Excess aggregate demand relative to productive capacity
📌 Summary — The inflationary gap occurs when the total demand for goods and services (aggregate demand) surpasses what an economy can produce at full employment (productive capacity). This excess demand pushes prices upward, leading to demand-pull inflation. Key concepts include full employment GDP, price levels, and the role of government policies to close the gap.

What is the Inflationary Gap?

Imagine a small bakery that can only bake 100 loaves of bread per day. If 120 people want to buy bread, there aren’t enough loaves. In an entire country, this happens when people, businesses, and the government want to buy more than factories can produce. This difference—the amount of extra demand—is the inflationary gap. Because there aren’t enough goods, sellers raise prices, and inflation begins.

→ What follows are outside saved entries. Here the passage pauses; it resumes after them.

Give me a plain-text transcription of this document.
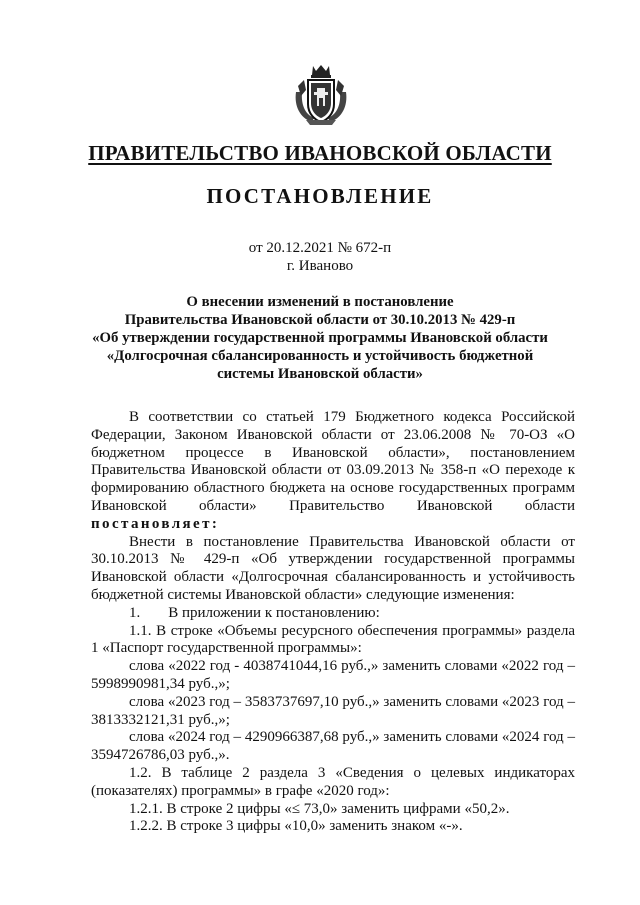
ПРАВИТЕЛЬСТВО ИВАНОВСКОЙ ОБЛАСТИ
ПОСТАНОВЛЕНИЕ
от 20.12.2021 № 672-п
г. Иваново
О внесении изменений в постановление
Правительства Ивановской области от 30.10.2013 № 429-п
«Об утверждении государственной программы Ивановской области
«Долгосрочная сбалансированность и устойчивость бюджетной
системы Ивановской области»

В соответствии со статьей 179 Бюджетного кодекса Российской Федерации, Законом Ивановской области от 23.06.2008 № 70-ОЗ «О бюджетном процессе в Ивановской области», постановлением Правительства Ивановской области от 03.09.2013 № 358-п «О переходе к формированию областного бюджета на основе государственных программ Ивановской области» Правительство Ивановской области постановляет:

Внести в постановление Правительства Ивановской области от 30.10.2013 № 429-п «Об утверждении государственной программы Ивановской области «Долгосрочная сбалансированность и устойчивость бюджетной системы Ивановской области» следующие изменения:

1. В приложении к постановлению:

1.1. В строке «Объемы ресурсного обеспечения программы» раздела 1 «Паспорт государственной программы»:

слова «2022 год - 4038741044,16 руб.,» заменить словами «2022 год – 5998990981,34 руб.,»;

слова «2023 год – 3583737697,10 руб.,» заменить словами «2023 год – 3813332121,31 руб.,»;

слова «2024 год – 4290966387,68 руб.,» заменить словами «2024 год – 3594726786,03 руб.,».

1.2. В таблице 2 раздела 3 «Сведения о целевых индикаторах (показателях) программы» в графе «2020 год»:

1.2.1. В строке 2 цифры «≤ 73,0» заменить цифрами «50,2».

1.2.2. В строке 3 цифры «10,0» заменить знаком «-».
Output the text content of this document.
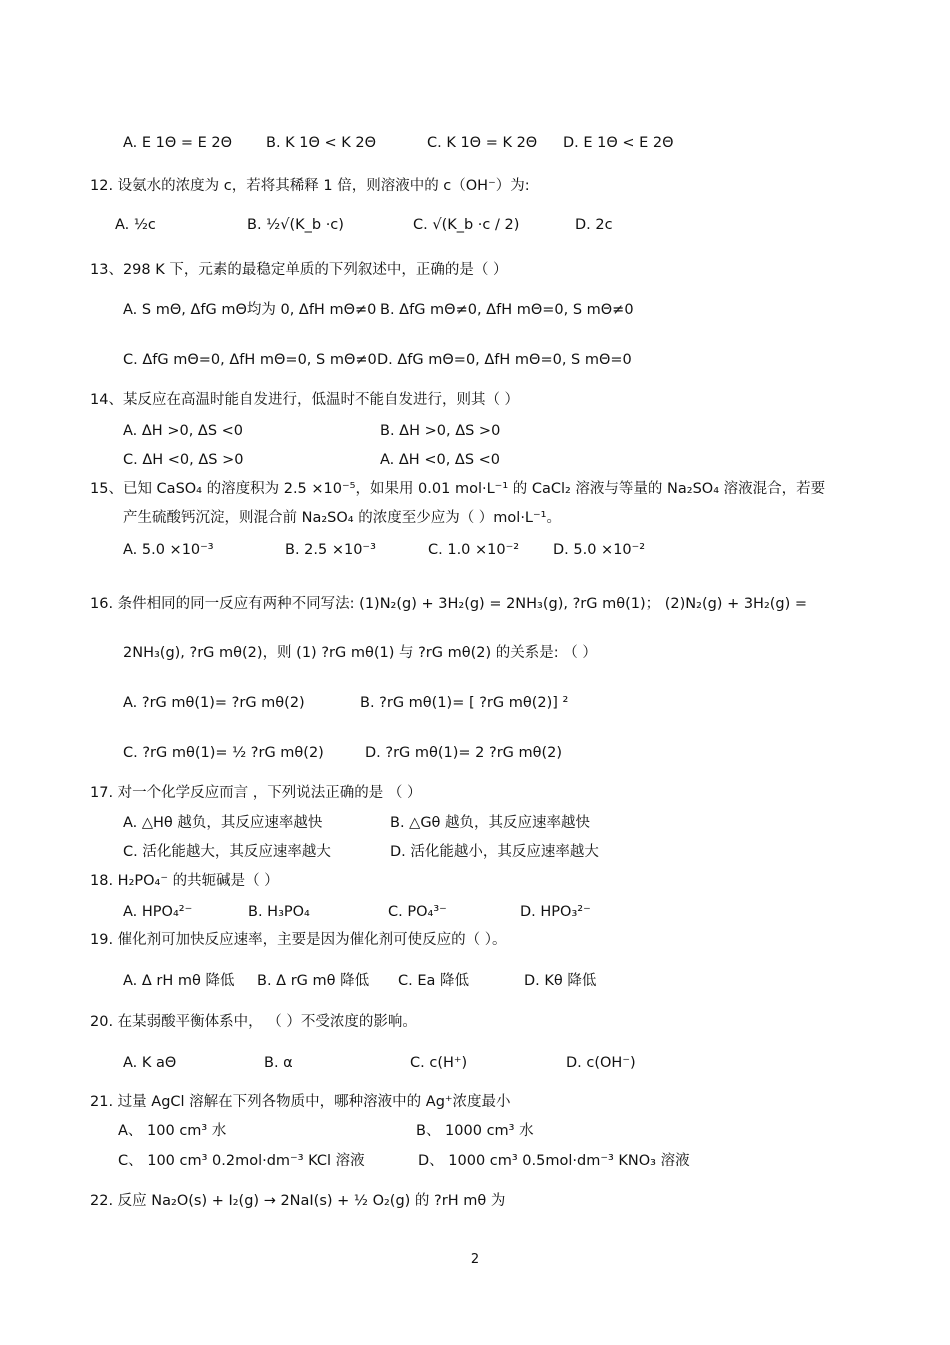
A. E 1Θ = E 2Θ B. K 1Θ < K 2Θ	C. K 1Θ = K 2Θ D. E 1Θ < E 2Θ
12. 设氨水的浓度为 c，若将其稀释 1 倍，则溶液中的 c（OH⁻）为:
A. ½c	B. ½√(K_b ·c)	C. √(K_b ·c / 2)	D. 2c
13、298 K 下，元素的最稳定单质的下列叙述中，正确的是（ ）
A. S mΘ, ΔfG mΘ均为 0, ΔfH mΘ≠0 B. ΔfG mΘ≠0, ΔfH mΘ=0, S mΘ≠0
C. ΔfG mΘ=0, ΔfH mΘ=0, S mΘ≠0 D. ΔfG mΘ=0, ΔfH mΘ=0, S mΘ=0
14、某反应在高温时能自发进行，低温时不能自发进行，则其（ ）
A. ΔH >0, ΔS <0	B. ΔH >0, ΔS >0
C. ΔH <0, ΔS >0	A. ΔH <0, ΔS <0
15、已知 CaSO₄ 的溶度积为 2.5 ×10⁻⁵，如果用 0.01 mol·L⁻¹ 的 CaCl₂ 溶液与等量的 Na₂SO₄ 溶液混合，若要
产生硫酸钙沉淀，则混合前 Na₂SO₄ 的浓度至少应为（ ）mol·L⁻¹。
A. 5.0 ×10⁻³	B. 2.5 ×10⁻³	C. 1.0 ×10⁻² D. 5.0 ×10⁻²
16. 条件相同的同一反应有两种不同写法: (1)N₂(g) + 3H₂(g) = 2NH₃(g), ?rG mθ(1)； (2)N₂(g) + 3H₂(g) =
2NH₃(g), ?rG mθ(2)，则 (1) ?rG mθ(1) 与 ?rG mθ(2) 的关系是: （ ）
A. ?rG mθ(1)= ?rG mθ(2)	B. ?rG mθ(1)= [ ?rG mθ(2)] ²
C. ?rG mθ(1)= ½ ?rG mθ(2)	D. ?rG mθ(1)= 2 ?rG mθ(2)
17. 对一个化学反应而言 ，下列说法正确的是 （ ）
A. △Hθ 越负，其反应速率越快	B. △Gθ 越负，其反应速率越快
C. 活化能越大，其反应速率越大	D. 活化能越小，其反应速率越大
18. H₂PO₄⁻ 的共轭碱是（ ）
A. HPO₄²⁻	B. H₃PO₄	C. PO₄³⁻	D. HPO₃²⁻
19. 催化剂可加快反应速率，主要是因为催化剂可使反应的（ ）。
A. Δ rH mθ 降低 B. Δ rG mθ 降低 C. Ea 降低	D. Kθ 降低
20. 在某弱酸平衡体系中， （ ）不受浓度的影响。
A. K aΘ	B. α	C. c(H⁺)	D. c(OH⁻)
21. 过量 AgCl 溶解在下列各物质中，哪种溶液中的 Ag⁺浓度最小
A、 100 cm³ 水	B、 1000 cm³ 水
C、 100 cm³ 0.2mol·dm⁻³ KCl 溶液	D、 1000 cm³ 0.5mol·dm⁻³ KNO₃ 溶液
22. 反应 Na₂O(s) + I₂(g) → 2NaI(s) + ½ O₂(g) 的 ?rH mθ 为
2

Economists measure it by comparing the actual output (what is being bought) to the potential output (what could be produced if everyone who wants a job has one). The gap is the amount by which actual demand exceeds the economy’s maximum sustainable production.

What Causes Excess Demand?

Several factors can create too much demand:

  • High consumer confidence – When people feel optimistic, they spend more, boosting demand.
  • Government spending – Large public projects or tax cuts leave more money in people’s pockets.
  • Export boom – If other countries buy a lot of local products, demand rises.
  • Easy credit – Low interest rates encourage borrowing and spending.
SituationDemand vs. SupplyEffect on Prices
Healthy economyDemand ≈ SupplyStable prices
Inflationary gapDemand > SupplyPrices rise (inflation)

Real-World Example: The Gaming Console Rush

When a new, highly anticipated video game console launches, stores might have only 10,000 units, but 15,000 people want to buy one. Because of the shortage, some people offer to pay more than the official price, and resellers list them at higher prices online. This mini inflationary gap shows the same forces at work in the whole economy. If a country’s total demand for cars, houses, and food outruns its factories, the general price level rises—just like the price of the console.

📐 Formula view: The size of the inflationary gap can be expressed as:
Inflationary Gap = Actual GDP – Potential GDP
(where Actual GDP > Potential GDP)

Closing the Gap: Cooling Down Demand

Governments and central banks try to reduce the inflationary gap by making spending less attractive. They might:

  • Raise interest rates – Borrowing becomes expensive, so people and businesses spend less.
  • Increase taxes – When people pay more taxes, they have less money to spend.
  • Cut government spending – The government itself buys fewer goods and services.

These actions reduce aggregate demand, bringing it back in line with productive capacity and stabilizing prices.

Important Questions

❓ What is the difference between an inflationary gap and a recessionary gap?
An inflationary gap happens when demand is too high and prices rise. A recessionary gap (or contractionary gap) occurs when demand is too low, leading to unemployment and falling prices. They are opposites.
❓ Can an inflationary gap last forever?
No. If demand stays above capacity, prices will keep rising. Eventually, higher prices reduce purchasing power, or the central bank steps in to cool the economy. The gap usually triggers actions that bring it back to balance.
❓ How do we measure the inflationary gap in real life?
Economists estimate potential GDP (what the economy can produce at full employment) and compare it to actual GDP. If actual GDP is larger, the difference is the inflationary gap.
🔚 Conclusion — The inflationary gap is a sign of an overheating economy: too much money chasing too few goods. Understanding it helps policymakers decide when to raise interest rates or adjust spending to keep prices stable. For students, it explains why sometimes your pocket money buys less—because when demand outruns supply, everything gets more expensive.

Footnote

[1] Aggregate demand (AD): Total spending in an economy—by households, businesses, government, and foreign buyers.

[2] Productive capacity / Potential GDP: The maximum output an economy can produce without causing inflation, when all resources (labor, machines) are fully used.

[3] Demand-pull inflation: Inflation that starts because total demand is growing faster than total supply.